A ingênua representação do nazismo em 'Jojo Rabbit'


Taika Waititi tem uma carreira consolidada como diretor desde 2002, mas se transformou em uma espécie de totem da jovem cinefilia mesmo com a comédia sobre vampiros O que fazemos nas sombras (2014) e, principalmente, com Thor: Ragnarok, sua primeira incursão no universo Marvel. Esses dois filmes lhe trouxeram a fama de visionário. Particularmente, acredito que todo esse burburinho é bem maior do que os fatos, ou seja, do que a própria filmografia do diretor, pelo menos até aqui. Jojo Rabbit, o exemplar oscarizável da sua carreira (recebeu 6 menções no prêmio da academia de Hollywood), não muda muito esse cenário. 

O cinema de Waititi é daqueles que "jogam para a plateia" e o fazem com muita esperteza, dialogando sempre com uma geração cool que adora um cem número de recursos dos seus filmes: aquele humor "espertinho" meio hipster, cheio de insights antenados com a cultura pop e as referências cinéfilas, que, na verdade, servem mais para enfatizar o quanto seu diretor estaria supostamente à frente da plateia (e do seu tempo). Jojo Rabbit é tudo isso e mais um pouco, provavelmente cimentando ainda mais o culto desmedido a Waititi. 

O filme conta a história de um menino de 10 anos nos últimos dias da Segunda Guerra Mundial. Criado em meio a todo o fomento da propaganda nazista e tendo como amigo imaginário uma versão bonachona de Hitler, o garoto descobre no porão da sua casa uma jovem judia escondida por sua mãe e acaba estabelecendo com ela uma relação sincera de amizade. 


O filme de Waititi até que acerta em algumas frentes. O elenco infantil de Jojo Rabbit distribui carisma, começando pelo protagonista Roman Griffin Davis e também pelo fofo Archie Yates, uma graça de garoto como o melhor amigo de Jojo. Scarlett Johansson está inspirada como a mãe de Jojo, uma mulher que por debaixo dos panos faz campanha anti-nazista. Os méritos, entretanto, param por ai. 

Jojo Rabbit é um longa de convicções louváveis, a ideia de mostrar o nazismo pela ótica de uma criança vítima da lavagem cerebral de um sistema capaz de transformar em ídolos verdadeiros monstros como Adolf Hitler. O que o corrói como obra cinematográfica é sua roupagem, um misto de truques que querem salientar uma pretensa iconoclastia da obra pelo choque anacrônico provocado quando você insere referências de contextos históricos completamente diversos.

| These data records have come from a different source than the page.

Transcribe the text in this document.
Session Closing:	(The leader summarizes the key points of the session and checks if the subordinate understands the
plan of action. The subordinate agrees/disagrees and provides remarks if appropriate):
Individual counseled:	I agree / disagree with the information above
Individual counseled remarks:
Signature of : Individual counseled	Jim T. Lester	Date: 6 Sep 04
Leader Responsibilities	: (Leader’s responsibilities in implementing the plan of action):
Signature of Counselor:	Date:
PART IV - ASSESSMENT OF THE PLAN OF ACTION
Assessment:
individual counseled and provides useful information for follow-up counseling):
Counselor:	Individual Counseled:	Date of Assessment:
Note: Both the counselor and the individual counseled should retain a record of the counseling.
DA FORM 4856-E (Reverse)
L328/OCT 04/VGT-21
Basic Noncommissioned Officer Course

 A direção de Waititi é extremamente afetada, gaba-se de proezas que só existem para satisfazer essa cinefilia cool que cultua os seus filmes, com personagens excêntricos e trilha dos Beatles e de David Bowie repaginadas. O projeto emula o cinema de Wes Anderson na composição dos seus planos e na mise en scène, mas é uma apropriação tão ingênua que soa como se fosse assinado por um adolescente de 15 anos em seu primeiro filme. Waititi interpreta todos esses elementos (Beatles, Bowie, Anderson) no contexto da Alemanha nazista como um arroubo de iconoclastia, como se esse anacronismo por si só representasse um ato de genialidade, mas é puro verniz. 

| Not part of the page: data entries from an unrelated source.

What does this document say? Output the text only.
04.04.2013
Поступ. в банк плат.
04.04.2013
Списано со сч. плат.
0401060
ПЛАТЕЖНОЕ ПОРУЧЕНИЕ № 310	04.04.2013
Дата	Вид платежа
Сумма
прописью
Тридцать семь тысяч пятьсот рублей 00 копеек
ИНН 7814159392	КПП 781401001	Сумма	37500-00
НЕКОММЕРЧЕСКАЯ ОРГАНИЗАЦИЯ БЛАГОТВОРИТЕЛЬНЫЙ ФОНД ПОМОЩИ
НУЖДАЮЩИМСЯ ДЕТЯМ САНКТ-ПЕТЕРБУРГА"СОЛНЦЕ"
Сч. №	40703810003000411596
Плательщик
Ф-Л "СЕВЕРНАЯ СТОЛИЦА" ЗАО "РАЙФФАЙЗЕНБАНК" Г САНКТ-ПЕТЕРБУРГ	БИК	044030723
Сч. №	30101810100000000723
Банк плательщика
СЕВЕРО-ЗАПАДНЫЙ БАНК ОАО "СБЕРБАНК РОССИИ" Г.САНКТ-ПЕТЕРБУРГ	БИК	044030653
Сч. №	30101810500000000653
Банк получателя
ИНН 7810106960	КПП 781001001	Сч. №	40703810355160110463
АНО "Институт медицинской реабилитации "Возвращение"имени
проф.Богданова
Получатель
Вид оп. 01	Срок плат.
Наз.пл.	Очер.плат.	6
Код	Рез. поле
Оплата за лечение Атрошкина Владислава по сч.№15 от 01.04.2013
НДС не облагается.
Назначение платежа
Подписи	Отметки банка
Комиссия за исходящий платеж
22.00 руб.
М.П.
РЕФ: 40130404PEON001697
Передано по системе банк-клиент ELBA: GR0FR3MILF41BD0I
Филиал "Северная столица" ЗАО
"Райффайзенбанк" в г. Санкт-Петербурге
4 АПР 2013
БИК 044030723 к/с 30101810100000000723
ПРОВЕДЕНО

Jojo Rabbit ainda por cima é repetitivo. O filme apropria-se de um tema tão batido no cinema quanto o nazismo e a Segunda Guerra Mundial para não fazer absolutamente nada por ele. É um filme para os fãs do diretor, gosto adquirido. Quem sabe da próxima vez não me convença? Aqui, ele faz de um tudo para soar ainda mais afetado e cheio de truques que escamoteiam seu cinema de colagem, que, no lugar de visionário, é puro gogó. Como cereja do bolo ainda tem uma Rebel Wilson nazista. Ou seja, Taika, ai já tá forçando demais a amizade!


Jojo Rabbit, 2019. Dir.: Taika Waititi. Roteiro: Taika Waititi. Elenco: Roman Griffin Davis, Scarlett Johansson, Thomasin McKenzie, Sam Rockwell, Rebel Wilson, Taika Waititi, Alfie Allen, Archie Yates, Stephen Merchant. Fox, 108 min.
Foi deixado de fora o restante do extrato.